At the most recent meeting of the ONC’s Health IT Standards Committee on November 19, federal executives including VA Deputy CIO Stephen Warren and CMS Deputy CISO Michael Mellor spoke of the need to beef up federal information systems security protections when those systems will be connected to non-government systems, and again endorsed the position that government security standards under FISMA are more strict than equivalent standards that apply to private sector entities, including those prescribed by HIPAA. In the past year, despite the creation of a government task group formed specifically to address federal security strategies for health information exchange, there has been little in the way of resolution in terms of arriving at a common set of standards that might apply to both public and private sector entities involved in data exchange.

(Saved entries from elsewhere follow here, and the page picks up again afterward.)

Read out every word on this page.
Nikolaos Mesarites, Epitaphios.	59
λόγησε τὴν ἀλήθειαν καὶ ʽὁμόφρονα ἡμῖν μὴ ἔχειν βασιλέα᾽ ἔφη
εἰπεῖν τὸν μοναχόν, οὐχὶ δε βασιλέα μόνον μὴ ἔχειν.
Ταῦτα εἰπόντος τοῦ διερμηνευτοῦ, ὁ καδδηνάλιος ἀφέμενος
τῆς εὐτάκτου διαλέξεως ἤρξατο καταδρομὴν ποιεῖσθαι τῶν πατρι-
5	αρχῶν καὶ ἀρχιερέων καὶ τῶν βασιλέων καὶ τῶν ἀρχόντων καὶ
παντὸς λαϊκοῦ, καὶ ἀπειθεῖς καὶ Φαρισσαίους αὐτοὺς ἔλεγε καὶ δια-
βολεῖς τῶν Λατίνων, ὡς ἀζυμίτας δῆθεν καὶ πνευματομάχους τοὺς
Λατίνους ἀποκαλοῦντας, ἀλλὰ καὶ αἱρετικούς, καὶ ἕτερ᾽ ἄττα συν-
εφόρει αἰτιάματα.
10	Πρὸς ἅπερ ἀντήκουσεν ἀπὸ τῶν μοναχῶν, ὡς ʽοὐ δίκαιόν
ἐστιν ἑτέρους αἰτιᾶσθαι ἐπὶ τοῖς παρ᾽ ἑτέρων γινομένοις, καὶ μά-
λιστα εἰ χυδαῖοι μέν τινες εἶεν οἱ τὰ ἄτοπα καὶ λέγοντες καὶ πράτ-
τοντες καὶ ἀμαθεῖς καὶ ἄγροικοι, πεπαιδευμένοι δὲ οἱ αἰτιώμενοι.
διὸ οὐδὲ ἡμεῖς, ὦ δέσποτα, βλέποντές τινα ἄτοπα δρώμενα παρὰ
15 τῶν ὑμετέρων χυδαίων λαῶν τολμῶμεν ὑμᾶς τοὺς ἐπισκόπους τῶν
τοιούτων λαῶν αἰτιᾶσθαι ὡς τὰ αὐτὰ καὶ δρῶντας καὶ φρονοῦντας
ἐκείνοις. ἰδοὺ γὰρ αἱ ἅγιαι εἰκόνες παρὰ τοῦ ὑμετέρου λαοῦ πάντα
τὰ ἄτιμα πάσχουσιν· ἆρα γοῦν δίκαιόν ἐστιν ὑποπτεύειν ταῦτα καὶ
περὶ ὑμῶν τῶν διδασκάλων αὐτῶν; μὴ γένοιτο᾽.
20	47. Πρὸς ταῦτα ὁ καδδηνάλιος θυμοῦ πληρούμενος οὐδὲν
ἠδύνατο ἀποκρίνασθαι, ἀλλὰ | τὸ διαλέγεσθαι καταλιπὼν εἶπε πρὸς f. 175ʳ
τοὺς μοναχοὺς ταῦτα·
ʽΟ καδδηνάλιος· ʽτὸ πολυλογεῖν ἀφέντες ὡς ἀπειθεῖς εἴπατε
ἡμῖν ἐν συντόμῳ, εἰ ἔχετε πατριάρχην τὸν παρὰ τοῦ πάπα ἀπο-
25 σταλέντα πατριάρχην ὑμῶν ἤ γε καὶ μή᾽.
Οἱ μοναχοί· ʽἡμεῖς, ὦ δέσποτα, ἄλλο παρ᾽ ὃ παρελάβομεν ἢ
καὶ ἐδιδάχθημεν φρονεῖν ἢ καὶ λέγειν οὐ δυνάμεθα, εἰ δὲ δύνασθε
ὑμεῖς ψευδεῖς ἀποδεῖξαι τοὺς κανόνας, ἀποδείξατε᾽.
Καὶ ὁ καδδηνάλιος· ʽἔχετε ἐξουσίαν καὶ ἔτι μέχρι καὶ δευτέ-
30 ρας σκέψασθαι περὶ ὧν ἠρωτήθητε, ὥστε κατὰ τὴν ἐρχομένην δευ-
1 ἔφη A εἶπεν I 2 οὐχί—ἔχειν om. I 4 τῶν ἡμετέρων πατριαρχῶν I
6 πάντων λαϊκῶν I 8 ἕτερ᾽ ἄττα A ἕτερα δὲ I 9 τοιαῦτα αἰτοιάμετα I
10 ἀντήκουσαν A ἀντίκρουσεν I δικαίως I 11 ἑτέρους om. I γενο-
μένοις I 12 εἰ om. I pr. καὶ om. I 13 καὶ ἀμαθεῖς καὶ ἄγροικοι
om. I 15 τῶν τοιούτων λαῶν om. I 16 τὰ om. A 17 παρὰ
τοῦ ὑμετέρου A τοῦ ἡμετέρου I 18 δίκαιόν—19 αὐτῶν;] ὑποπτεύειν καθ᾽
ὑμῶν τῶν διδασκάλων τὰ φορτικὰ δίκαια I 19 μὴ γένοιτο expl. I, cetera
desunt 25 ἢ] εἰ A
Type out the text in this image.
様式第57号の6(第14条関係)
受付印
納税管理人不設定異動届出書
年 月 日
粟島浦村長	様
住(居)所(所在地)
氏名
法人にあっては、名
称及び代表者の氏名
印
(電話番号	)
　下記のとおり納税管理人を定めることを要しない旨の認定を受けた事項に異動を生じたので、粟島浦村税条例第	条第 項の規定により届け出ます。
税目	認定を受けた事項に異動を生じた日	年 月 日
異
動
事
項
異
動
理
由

An interesting entrant into this arena is the Health Information Trust Alliance (HITRUST), a consortium of healthcare industry and information technology companies that aims to define a common security framework (CSF) that might serve as the point of agreement for all health information exchange participants. Ambitious, to be sure, but the detail provided in the CSF itself and the assurance process that HITRUST has defined for assessing the security of health information exchange participants and reporting compliance with the framework should serve as at least as a structural model for the security standards and governance still under development for the Nationwide Health Information Network (NHIN). The HITRUST common security framework has yet to achieve significant market penetration, especially in the federal sector, perhaps in part due to the initial fee-based business model adopted by the Alliance for the CSF. In August of this year HITRUST announced that it would make the CSF available at no charge, and launched an online community called HITRUST Central to encourage collaboration on information security and privacy issues in the health IT arena. (In the interest of full disclosure, while SecurityArchitecture.com has no affiliation with HITRUST, some of our people are registered with HITRUST Central.) The point here is not to recommend or endorse the CSF, but simply to highlight that there is a relevant industry initiative focused on some of the very same security issues that are being considered by the Health IT Policy Committee and Health IT Standards Panel.